Asylum Seekers Cost £2m a Day
Graeme Wilson, The Sun, August 24, 2011
Britain’s chaotic asylum system has cost taxpayers £2.3million a day in the last decade.
Around 77 per cent who claimed asylum between 1997 and 2010 are still here.
Hundreds of thousands have been allowed to stay even though their claims have been rejected, a damning new report shows.
Costs including housing, cash support and legal fees added up to £10billion–or £2.3million a day, Migration Watch found. Decisions have been reached on a total of 660,000 asylum cases between 1997-2010. Of these, 26 per cent were granted asylum and 14 per cent got some other form of protection or leave to remain. It means 60 per cent of cases–around 417,000–should have been sent home. But only a third of them–around 119,000–went.

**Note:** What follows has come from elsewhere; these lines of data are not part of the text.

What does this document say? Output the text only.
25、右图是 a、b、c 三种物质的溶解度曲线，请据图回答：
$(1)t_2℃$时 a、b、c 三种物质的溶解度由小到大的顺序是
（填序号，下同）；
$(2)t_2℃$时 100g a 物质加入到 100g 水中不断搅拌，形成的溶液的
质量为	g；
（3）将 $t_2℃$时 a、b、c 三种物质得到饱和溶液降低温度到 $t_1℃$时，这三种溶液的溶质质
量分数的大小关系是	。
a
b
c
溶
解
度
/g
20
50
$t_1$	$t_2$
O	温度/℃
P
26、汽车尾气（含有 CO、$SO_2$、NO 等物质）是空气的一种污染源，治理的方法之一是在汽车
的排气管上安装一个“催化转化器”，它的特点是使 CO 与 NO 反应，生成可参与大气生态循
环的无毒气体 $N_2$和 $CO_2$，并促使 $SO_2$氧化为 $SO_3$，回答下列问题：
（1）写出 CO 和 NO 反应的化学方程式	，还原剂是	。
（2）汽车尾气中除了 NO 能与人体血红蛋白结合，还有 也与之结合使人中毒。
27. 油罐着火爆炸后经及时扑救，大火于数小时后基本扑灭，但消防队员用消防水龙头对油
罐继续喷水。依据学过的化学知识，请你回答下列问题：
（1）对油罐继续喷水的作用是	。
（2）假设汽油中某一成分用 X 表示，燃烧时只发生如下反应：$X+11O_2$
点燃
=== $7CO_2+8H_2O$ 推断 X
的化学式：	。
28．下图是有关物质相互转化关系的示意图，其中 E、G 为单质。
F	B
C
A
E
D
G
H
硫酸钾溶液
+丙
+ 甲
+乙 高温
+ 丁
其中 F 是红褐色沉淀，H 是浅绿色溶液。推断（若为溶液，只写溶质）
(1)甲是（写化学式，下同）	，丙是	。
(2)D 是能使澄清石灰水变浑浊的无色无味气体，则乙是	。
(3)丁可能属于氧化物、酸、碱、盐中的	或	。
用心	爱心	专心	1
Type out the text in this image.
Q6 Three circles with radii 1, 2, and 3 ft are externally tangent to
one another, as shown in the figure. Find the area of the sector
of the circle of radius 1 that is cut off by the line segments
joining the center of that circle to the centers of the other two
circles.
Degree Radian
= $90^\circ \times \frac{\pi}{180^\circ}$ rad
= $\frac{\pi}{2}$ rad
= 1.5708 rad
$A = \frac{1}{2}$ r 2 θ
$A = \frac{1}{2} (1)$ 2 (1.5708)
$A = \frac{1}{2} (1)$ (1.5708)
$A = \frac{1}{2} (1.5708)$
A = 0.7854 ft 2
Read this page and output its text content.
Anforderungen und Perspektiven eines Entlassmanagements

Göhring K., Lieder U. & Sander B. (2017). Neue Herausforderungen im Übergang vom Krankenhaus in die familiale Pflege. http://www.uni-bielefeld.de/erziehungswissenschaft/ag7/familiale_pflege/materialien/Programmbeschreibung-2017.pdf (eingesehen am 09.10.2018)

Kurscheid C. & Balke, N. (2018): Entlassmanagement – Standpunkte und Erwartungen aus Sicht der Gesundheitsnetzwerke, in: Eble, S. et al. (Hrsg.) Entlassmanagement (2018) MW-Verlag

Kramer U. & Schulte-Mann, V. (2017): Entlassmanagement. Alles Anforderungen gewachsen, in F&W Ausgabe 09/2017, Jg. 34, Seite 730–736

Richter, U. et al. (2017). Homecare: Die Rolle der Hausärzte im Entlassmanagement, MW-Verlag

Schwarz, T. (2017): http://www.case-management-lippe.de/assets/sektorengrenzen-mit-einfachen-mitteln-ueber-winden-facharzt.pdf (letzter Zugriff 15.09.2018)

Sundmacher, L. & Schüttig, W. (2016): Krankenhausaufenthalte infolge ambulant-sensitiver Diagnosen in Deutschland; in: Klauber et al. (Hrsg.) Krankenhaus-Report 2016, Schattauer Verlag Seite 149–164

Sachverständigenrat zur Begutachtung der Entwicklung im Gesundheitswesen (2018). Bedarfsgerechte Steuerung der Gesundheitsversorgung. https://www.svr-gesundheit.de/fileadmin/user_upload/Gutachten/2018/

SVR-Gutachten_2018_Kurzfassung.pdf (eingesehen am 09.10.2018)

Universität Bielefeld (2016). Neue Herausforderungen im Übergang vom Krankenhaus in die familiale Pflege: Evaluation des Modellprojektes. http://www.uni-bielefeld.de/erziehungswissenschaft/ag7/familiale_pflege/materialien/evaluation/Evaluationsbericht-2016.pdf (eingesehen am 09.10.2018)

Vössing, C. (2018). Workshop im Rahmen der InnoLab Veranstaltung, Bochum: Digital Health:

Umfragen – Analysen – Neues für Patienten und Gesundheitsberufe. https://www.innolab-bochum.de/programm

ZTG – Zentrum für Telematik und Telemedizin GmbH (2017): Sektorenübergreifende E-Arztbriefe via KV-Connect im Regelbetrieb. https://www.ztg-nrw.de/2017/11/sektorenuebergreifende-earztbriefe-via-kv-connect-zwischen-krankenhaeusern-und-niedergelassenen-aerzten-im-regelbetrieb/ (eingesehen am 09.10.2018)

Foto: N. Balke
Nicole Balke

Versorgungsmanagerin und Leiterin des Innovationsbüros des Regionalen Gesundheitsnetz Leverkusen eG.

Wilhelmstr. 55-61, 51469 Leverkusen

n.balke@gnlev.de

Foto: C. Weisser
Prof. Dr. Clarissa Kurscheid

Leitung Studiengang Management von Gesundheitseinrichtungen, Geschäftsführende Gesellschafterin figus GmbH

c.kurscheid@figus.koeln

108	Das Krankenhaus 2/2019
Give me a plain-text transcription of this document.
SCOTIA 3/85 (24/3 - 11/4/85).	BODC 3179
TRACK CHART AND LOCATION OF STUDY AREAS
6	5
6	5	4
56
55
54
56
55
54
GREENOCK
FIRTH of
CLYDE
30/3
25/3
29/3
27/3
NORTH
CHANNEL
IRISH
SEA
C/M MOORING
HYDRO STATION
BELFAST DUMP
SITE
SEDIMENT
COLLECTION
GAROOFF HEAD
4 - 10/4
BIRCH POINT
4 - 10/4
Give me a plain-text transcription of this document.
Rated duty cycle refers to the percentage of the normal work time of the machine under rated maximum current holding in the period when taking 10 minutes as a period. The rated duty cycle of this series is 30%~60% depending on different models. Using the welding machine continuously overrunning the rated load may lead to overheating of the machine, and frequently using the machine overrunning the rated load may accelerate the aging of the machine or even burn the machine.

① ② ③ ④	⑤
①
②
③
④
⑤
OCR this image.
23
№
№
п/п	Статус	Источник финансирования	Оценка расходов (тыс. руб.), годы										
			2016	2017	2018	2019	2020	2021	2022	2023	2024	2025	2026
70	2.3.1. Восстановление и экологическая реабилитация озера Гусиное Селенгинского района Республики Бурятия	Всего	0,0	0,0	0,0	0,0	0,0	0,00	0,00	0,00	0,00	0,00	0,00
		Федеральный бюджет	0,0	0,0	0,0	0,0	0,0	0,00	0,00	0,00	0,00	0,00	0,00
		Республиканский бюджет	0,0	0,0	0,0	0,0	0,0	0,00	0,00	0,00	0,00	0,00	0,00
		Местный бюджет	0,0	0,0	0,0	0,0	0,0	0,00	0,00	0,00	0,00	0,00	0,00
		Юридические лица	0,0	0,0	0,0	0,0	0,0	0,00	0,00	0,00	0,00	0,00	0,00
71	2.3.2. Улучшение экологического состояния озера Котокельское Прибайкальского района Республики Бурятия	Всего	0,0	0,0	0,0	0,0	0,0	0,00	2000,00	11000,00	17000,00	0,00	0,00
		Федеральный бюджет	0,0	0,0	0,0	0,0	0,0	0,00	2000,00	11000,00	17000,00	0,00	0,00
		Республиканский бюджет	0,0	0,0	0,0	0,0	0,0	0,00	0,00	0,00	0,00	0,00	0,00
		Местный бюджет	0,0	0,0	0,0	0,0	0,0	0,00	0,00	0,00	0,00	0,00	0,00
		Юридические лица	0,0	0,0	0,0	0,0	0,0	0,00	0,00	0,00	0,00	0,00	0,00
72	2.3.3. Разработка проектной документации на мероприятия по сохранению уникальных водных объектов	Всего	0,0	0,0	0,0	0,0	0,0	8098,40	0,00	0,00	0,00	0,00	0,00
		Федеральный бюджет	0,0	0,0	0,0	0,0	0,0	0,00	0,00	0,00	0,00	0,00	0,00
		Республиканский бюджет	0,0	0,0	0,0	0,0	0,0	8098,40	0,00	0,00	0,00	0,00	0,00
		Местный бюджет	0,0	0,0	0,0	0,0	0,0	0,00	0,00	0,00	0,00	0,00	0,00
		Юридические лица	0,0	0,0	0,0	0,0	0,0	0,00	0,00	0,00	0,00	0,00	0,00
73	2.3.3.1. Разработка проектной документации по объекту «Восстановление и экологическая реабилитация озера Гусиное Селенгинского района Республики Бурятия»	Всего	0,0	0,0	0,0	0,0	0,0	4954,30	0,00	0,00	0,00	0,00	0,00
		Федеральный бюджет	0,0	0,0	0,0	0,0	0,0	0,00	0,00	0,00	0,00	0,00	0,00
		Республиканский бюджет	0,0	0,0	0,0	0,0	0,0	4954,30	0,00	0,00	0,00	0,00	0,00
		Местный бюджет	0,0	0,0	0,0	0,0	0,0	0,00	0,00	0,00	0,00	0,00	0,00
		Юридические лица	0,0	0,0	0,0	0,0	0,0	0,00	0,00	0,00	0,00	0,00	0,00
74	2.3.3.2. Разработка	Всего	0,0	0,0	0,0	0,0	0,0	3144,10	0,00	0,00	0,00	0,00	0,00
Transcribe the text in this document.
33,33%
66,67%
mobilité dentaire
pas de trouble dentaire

Homing in on one five-year period between 2004 and 2009, a similar picture emerged.
Sixty-two per cent of asylum applications were rejected, but just over a third of these were booted out. And officials are still clearing a backlog of 400,000 cases found in a warehouse in 2006.
Migration Watch chairman Sir Andrew Green said: “The asylum system has proved to be a £10billion shambles.”
Immigration Minister Damian Green said: “The asylum system we inherited was hopelessly chaotic. Last year we reduced the total bill for asylum support by over £100million and it is falling further.
“We have nearly doubled the proportion of asylum seekers removed within one year of their application and 60 per cent of applicants now receive a decision in a month.”